I don’t normally make much of a to-do about Advent, Christmas, or other holidays in the so-called “Christian Year”. My Reformed tradition (commonly called “Calvinistic”) seeks to limit its observances to what can be found or deduced by “good and necessary consequence” therefrom. However, I’ll nod away from the Puritan branch of the family towards the Swiss, and note with the Second Helvetic Confession (1564), that those holidays focused on the events of Christ’s life, are in themselves indifferent, if not made binding on the consciences of believers.

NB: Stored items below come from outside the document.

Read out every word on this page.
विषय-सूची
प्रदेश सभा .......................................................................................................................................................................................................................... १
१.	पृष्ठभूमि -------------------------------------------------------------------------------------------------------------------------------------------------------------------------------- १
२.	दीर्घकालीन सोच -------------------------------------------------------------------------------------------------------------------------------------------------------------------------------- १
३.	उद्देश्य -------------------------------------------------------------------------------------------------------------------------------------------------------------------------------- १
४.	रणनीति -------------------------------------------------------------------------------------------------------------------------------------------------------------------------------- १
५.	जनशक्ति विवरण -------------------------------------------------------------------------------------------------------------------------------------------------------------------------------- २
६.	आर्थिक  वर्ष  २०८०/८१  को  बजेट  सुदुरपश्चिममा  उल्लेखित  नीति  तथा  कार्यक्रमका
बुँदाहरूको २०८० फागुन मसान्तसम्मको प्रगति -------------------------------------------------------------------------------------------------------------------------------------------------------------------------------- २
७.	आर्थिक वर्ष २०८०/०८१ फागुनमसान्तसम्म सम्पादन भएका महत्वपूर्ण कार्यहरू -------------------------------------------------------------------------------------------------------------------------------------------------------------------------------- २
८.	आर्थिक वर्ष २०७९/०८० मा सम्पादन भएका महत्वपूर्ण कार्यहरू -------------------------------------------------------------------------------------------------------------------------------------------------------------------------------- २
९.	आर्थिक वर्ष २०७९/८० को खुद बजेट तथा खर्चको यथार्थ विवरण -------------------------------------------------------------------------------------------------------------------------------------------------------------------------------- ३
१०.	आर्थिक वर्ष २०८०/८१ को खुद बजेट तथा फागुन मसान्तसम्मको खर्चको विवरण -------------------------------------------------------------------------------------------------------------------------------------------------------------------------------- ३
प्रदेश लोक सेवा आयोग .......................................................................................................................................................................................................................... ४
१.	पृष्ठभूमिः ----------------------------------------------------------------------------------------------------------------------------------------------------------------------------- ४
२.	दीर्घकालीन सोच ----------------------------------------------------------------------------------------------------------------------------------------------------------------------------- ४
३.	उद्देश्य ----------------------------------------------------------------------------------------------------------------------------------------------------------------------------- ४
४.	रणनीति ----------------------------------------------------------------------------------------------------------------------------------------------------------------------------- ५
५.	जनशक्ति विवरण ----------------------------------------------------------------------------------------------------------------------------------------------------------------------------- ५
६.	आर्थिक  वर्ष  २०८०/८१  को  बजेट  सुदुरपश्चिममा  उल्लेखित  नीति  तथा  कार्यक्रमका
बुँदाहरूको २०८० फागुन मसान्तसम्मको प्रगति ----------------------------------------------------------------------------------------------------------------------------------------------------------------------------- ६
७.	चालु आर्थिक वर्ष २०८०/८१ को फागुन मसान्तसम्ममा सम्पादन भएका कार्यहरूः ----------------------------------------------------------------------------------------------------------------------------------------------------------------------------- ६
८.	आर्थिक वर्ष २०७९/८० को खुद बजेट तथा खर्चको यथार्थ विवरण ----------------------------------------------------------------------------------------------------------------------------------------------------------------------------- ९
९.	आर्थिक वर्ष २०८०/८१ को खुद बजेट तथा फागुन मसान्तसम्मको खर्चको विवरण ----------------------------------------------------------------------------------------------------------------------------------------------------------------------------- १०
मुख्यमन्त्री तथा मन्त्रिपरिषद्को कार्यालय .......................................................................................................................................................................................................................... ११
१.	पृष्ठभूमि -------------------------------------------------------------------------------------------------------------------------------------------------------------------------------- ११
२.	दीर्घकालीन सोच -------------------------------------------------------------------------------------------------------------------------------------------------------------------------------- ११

The Advent tradition calls on Christians to focus on prophecy, both that related to his first coming as Messiah of Israel, and his second, in which he will judge the living and the dead. Hence, after an adult Sunday School class that went through Samuel and Kings, the Advent text on which I am now meditating is Matthew One, with all of its begats and Old Testament names (after the Greek Septuagint, for those who don’t recognize King James’ Ezekias and Hezekiah as the same man).
Jesus came and freely owned himself kinsman to Abraham and Isaac, who prevaricated with the Egyptian Pharaoh and the Philistine Abimelech out of cowardice; with Jacob who defrauded his brother Esau; with Judah who committed incest with his daughter-in-law Tamar while thinking he was just finding a prostitute; with the fallen woman Rahab and proselyte Ruth; with adulterous King David; with backsliding Solomon, who despite all his God-given wisdom, allowed his foreign wives to lead him into coldness towards his own God; and all those unworthy descendants of David who ignored or persecuted the prophets, and thus got their people conquered and exiled to Babylon.
Yet, the letter to the Hebrews tells us, Jesus is not ashamed to call them brethren—despite all their issues, failures, and baggage. It is for them, and us, that he became man, worked righteousness, suffered death on the cross, and rose from the dead on the Third Day. So, if the sinless Son of God is not ashamed to call the likes of Judah, Rahab, Manasseh, and Amon kinsmen, there may be hope for issues-ridden people like you and me.
Have a joyful Advent and Christmas season!